Le premier avocat général Michel Nolet de Brauwere a conclu.
II. LA DÉCISION DE LA COUR
Sur le premier moyen :
Le moyen est pris de la violation de l’article 6 de la Convention de sauvegarde des droits de l’homme et des libertés fondamentales ainsi que de la méconnaissance du principe général du droit relatif au respect des droits de la défense, du principe du contradictoire et du principe de légitime confiance.
Le demandeur reproche au juge de l’application des peines d’avoir rendu sa décision dès le 28 août 2024 alors qu’elle lui aurait été annoncée pour le 12 septembre 2024. Selon le moyen, le demandeur a été privé du droit de déposer des conclusions écrites pour répondre à l’avis négatif du ministère public concernant la demande de détention limitée.
L’article 6 de la Convention ne s’applique pas, en tant que tel au juge de l’application des peines, puisqu’il ne décide pas du bien-fondé d’une accusation en matière pénale.
A cet égard, le moyen manque en droit.
Le législateur a décidé d’ériger en principe la procédure écrite devant le juge de l’application des peines. Il en résulte que sur la demande d’octroi d’une détention limitée introduite par le condamné, le juge de l’application des peines décide souverainement s’il souhaite entendre le condamné. S’il estime que cette audition n’est pas utile, il décide de faire droit ou non à la demande du condamné simplement sur la base des pièces, en ce compris les avis exprimés mais sans audience ni possibilité de dépôt de conclusions.
Soutenant que le juge de l’application des peines doit laisser la possibilité au condamné de déposer des conclusions avant qu’il soit statué sur sa demande de détention limitée, le moyen, à cet égard également, manque en droit.
Sur le second moyen :
Le moyen est pris de la violation des articles 149 de la Constitution et 28, § 1er, 2°, de la loi du 17 mai 2006 relative au statut juridique externe des personnes condamnées à une peine privative de liberté, ainsi que de la méconnaissance de la notion juridique de présomption de fait.
Le moyen reproche au jugement de retenir comme contre-indication le risque manifeste pour l’intégrité physique de tiers alors que, selon le demandeur, ce risque ne saurait découler uniquement des antécédents judiciaires et de la nature des faits commis.

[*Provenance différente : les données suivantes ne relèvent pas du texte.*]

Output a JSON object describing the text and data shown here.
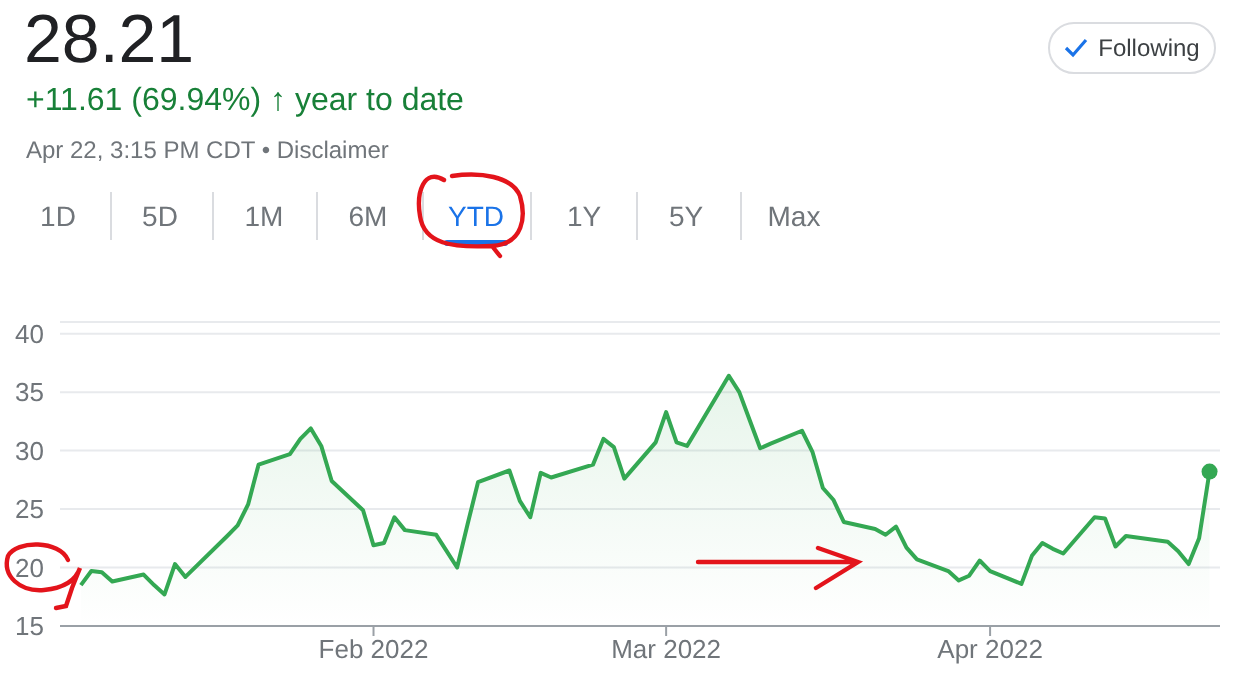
{
  "chart_data": {
    "type": "area",
    "title": "28.21",
    "subtitle": "+11.61 (69.94%) ↑ year to date",
    "annotations": [
      "Apr 22, 3:15 PM CDT • Disclaimer",
      "1D",
      "5D",
      "1M",
      "6M",
      "YTD",
      "1Y",
      "5Y",
      "Max",
      "Following"
    ],
    "x": [
      "2022-01-04",
      "2022-01-05",
      "2022-01-06",
      "2022-01-07",
      "2022-01-10",
      "2022-01-11",
      "2022-01-12",
      "2022-01-13",
      "2022-01-14",
      "2022-01-18",
      "2022-01-19",
      "2022-01-20",
      "2022-01-21",
      "2022-01-24",
      "2022-01-25",
      "2022-01-26",
      "2022-01-27",
      "2022-01-28",
      "2022-01-31",
      "2022-02-01",
      "2022-02-02",
      "2022-02-03",
      "2022-02-04",
      "2022-02-07",
      "2022-02-08",
      "2022-02-09",
      "2022-02-10",
      "2022-02-11",
      "2022-02-14",
      "2022-02-15",
      "2022-02-16",
      "2022-02-17",
      "2022-02-18",
      "2022-02-22",
      "2022-02-23",
      "2022-02-24",
      "2022-02-25",
      "2022-02-28",
      "2022-03-01",
      "2022-03-02",
      "2022-03-03",
      "2022-03-04",
      "2022-03-07",
      "2022-03-08",
      "2022-03-09",
      "2022-03-10",
      "2022-03-11",
      "2022-03-14",
      "2022-03-15",
      "2022-03-16",
      "2022-03-17",
      "2022-03-18",
      "2022-03-21",
      "2022-03-22",
      "2022-03-23",
      "2022-03-24",
      "2022-03-25",
      "2022-03-28",
      "2022-03-29",
      "2022-03-30",
      "2022-03-31",
      "2022-04-01",
      "2022-04-04",
      "2022-04-05",
      "2022-04-06",
      "2022-04-07",
      "2022-04-08",
      "2022-04-11",
      "2022-04-12",
      "2022-04-13",
      "2022-04-14",
      "2022-04-18",
      "2022-04-19",
      "2022-04-20",
      "2022-04-21",
      "2022-04-22"
    ],
    "series": [
      {
        "color": "#34a853",
        "values": [
          18.5,
          19.7,
          19.6,
          18.8,
          19.4,
          18.5,
          17.7,
          20.3,
          19.2,
          22.7,
          23.6,
          25.4,
          28.8,
          29.7,
          31.0,
          31.9,
          30.4,
          27.4,
          24.9,
          21.9,
          22.1,
          24.3,
          23.2,
          22.8,
          21.4,
          20.0,
          23.7,
          27.3,
          28.3,
          25.7,
          24.3,
          28.1,
          27.7,
          28.8,
          31.0,
          30.3,
          27.6,
          30.7,
          33.3,
          30.7,
          30.4,
          31.9,
          36.4,
          35.0,
          32.6,
          30.2,
          30.6,
          31.7,
          29.9,
          26.8,
          25.8,
          23.9,
          23.3,
          22.8,
          23.5,
          21.7,
          20.7,
          19.7,
          18.9,
          19.3,
          20.6,
          19.7,
          18.6,
          21.0,
          22.1,
          21.6,
          21.2,
          24.3,
          24.2,
          21.8,
          22.7,
          22.2,
          21.4,
          20.3,
          22.5,
          28.21
        ]
      }
    ],
    "xlim": [
      "2022-01-02",
      "2022-04-23"
    ],
    "xticks": [
      {
        "value": "2022-02-01",
        "label": "Feb 2022"
      },
      {
        "value": "2022-03-01",
        "label": "Mar 2022"
      },
      {
        "value": "2022-04-01",
        "label": "Apr 2022"
      }
    ],
    "ylim": [
      15,
      41
    ],
    "yticks": [
      15,
      20,
      25,
      30,
      35,
      40
    ],
    "grid": "y",
    "legend": false
  }
}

Il est fait grief au juge de l’application des peines d’avoir confondu les notions de risque de récidive et d’atteinte à l’intégrité physique.
Le juge de l’application des peines apprécie, en fait, l’existence des contre-indications énumérées à l’article 28, § 1er, précité, la Cour se bornant à vérifier si, de ses constatations en fait, le juge a pu déduire la conclusion qu’il en tire.
Le jugement relève notamment les éléments suivants :
- le demandeur présente un important parcours délinquant ainsi qu’en atteste son casier judiciaire qui révèle vingt-deux condamnations en majorité pour des vols dont plusieurs avec violences outre deux condamnations en matière de stupéfiants ;
- ce parcours est révélateur d’un ancrage dans une délinquance acquisitive qui s’explique par une situation précaire et qui est accentuée par une addiction aux produits stupéfiants ;
- un risque pour l’intégrité physique d’autrui est donc bien présent dès lors que le demandeur n’a aucun revenu et aucun milieu d’accueil.
Il se déduit de ce qui précède que le juge de l’application des peines a pris en considération, non pas le risque d’une récidive en général, mais bien celui, manifeste, d’une atteinte à l’intégrité de tiers.
La décision est régulièrement motivée et légalement justifiée.
Le moyen ne peut être accueilli.
Le contrôle d’office
Les formalités substantielles ou prescrites à peine de nullité ont été observées et la décision est conforme à la loi.
PAR CES MOTIFS,
LA COUR
Rejette le pourvoi ;
Condamne le demandeur aux frais.
Lesdits frais taxés à la somme de neuf euros quarante et un centimes dus.
Ainsi jugé par la Cour de cassation, deuxième chambre, à Bruxelles, où siégeaient le chevalier Jean de Codt, président de section, Françoise Roggen, Tamara Konsek, François Stévenart Meeûs et Ignacio de la Serna, conseillers, et prononcé en audience publique du deux octobre deux mille vingt-quatre par le chevalier Jean de Codt, président de section, en présence de Michel Nolet de Brauwere, premier avocat général, avec l’assistance de Tatiana Fenaux, greffier.